Moreover, it would be more efficient to create a national insurance market and let companies compete against each other. Currently, business practices are regulated by states and the various regulations makes entry into the market cost prohibitive. A national market with one set of regulations would increase the size of the insurance pool making claims payments more manageable, predictable, and stable, could increase competition among insurers, provide more insurance options, and potentially allow consumers to choose health insurance as easy as car insurance.
Fourth, the system needs fundamental change that rewards quality medical care. Currently, insurance companies use fee-for-service plans that reimburse doctors, clinics, and hospitals for each visit, test, procedure, etc. This model creates financial incentives that reward quantity, not quality, care that does not result in better outcomes according to Dartmouth College.
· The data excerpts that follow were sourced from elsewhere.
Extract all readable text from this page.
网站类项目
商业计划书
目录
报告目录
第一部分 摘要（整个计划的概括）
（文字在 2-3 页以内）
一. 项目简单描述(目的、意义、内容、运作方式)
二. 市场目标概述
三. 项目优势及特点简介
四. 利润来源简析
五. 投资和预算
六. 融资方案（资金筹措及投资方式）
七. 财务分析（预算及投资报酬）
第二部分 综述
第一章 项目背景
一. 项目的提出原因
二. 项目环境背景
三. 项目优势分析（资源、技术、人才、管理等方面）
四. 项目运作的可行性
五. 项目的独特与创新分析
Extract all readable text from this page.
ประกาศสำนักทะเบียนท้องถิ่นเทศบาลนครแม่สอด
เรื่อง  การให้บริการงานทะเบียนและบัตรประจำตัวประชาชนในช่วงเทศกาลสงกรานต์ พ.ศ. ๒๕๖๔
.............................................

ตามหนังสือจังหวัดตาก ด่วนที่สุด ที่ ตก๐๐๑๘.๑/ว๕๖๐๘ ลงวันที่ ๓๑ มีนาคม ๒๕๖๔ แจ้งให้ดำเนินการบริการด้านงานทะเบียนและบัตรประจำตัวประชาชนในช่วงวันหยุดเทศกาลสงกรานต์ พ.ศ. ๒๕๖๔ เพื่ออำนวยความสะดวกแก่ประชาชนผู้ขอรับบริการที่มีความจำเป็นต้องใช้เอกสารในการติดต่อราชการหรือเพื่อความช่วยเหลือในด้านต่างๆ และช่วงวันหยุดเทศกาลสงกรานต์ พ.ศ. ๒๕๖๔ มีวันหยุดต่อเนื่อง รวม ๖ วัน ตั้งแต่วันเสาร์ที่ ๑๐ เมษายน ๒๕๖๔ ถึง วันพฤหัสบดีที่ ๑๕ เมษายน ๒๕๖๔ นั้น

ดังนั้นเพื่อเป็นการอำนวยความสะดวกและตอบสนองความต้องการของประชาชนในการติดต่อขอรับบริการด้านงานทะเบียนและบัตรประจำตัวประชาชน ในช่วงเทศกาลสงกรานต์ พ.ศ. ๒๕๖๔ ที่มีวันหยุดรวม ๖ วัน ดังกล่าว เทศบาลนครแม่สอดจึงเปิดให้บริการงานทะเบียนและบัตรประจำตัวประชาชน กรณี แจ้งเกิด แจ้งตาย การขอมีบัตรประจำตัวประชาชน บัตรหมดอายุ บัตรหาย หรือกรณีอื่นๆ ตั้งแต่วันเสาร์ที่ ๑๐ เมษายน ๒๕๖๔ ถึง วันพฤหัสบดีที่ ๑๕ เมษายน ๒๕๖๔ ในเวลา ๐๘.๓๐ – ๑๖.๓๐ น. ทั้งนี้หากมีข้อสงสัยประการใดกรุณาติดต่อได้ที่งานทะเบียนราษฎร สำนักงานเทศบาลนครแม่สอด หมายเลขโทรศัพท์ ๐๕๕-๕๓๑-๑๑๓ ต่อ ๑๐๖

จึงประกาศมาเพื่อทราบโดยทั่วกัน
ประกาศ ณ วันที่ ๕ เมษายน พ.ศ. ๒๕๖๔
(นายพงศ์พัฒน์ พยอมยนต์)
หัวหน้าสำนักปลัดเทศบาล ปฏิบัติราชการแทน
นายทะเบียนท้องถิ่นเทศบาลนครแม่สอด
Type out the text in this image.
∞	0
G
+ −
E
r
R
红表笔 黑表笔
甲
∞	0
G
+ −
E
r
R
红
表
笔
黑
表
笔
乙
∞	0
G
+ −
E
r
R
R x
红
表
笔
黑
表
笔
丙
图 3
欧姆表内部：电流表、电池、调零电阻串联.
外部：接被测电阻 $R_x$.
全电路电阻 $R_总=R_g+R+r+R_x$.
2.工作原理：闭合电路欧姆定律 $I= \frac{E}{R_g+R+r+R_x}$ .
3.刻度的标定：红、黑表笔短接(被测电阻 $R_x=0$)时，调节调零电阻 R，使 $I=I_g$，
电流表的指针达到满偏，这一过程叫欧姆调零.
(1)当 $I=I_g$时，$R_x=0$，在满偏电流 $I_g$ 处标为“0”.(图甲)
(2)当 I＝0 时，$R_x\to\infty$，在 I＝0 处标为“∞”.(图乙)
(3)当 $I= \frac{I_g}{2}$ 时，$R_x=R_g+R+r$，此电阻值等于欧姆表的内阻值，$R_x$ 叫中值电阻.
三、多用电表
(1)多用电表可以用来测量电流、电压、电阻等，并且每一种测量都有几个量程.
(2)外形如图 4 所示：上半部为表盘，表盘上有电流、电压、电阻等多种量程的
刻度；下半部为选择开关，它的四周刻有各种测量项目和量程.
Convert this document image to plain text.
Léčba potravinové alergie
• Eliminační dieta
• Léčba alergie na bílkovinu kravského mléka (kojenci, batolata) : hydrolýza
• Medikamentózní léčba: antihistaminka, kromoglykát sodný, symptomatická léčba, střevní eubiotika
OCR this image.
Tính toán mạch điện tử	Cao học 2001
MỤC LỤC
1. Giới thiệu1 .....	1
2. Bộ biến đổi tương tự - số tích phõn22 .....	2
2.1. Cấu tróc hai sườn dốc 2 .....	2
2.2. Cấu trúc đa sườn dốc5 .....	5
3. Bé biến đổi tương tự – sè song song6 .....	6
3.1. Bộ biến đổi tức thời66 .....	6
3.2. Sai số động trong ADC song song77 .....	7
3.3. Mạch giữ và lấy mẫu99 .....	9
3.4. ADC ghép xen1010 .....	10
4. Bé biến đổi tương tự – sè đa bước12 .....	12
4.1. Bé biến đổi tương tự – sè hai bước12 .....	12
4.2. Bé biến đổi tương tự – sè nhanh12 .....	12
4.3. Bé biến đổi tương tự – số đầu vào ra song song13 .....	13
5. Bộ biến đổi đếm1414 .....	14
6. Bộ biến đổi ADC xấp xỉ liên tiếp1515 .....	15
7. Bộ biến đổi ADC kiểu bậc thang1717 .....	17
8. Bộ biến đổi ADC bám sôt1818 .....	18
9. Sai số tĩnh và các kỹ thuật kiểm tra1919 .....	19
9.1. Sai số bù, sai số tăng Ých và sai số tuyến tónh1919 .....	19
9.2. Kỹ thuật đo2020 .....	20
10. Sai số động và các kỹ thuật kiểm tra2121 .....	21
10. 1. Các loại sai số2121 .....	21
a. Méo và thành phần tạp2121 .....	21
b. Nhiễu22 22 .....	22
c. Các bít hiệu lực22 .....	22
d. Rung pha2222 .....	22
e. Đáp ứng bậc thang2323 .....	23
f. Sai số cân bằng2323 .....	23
                Therefore, some suggest bundling fees (combined fee for all costs of a procedure) forcing hospitals and clinics to manage costs, creating a comparative effectiveness research center to improve decisions about the type, frequency, and volume of treatments, and using pay-for-performance models that reward quality health care.
                Yet these suggestions have drawbacks. Do we want more intrusive government mandating physical fitness? Will patients be better consumers with more information or face information overload? Will congress choose regulation over competition? Will a comparative research center implicitly set national standards for care leading to rationing or cookie-cutter medical care?
                Can we cust health care costs? yes we can -- if we take responsibility for our health and increase transparency and competition in the health care system.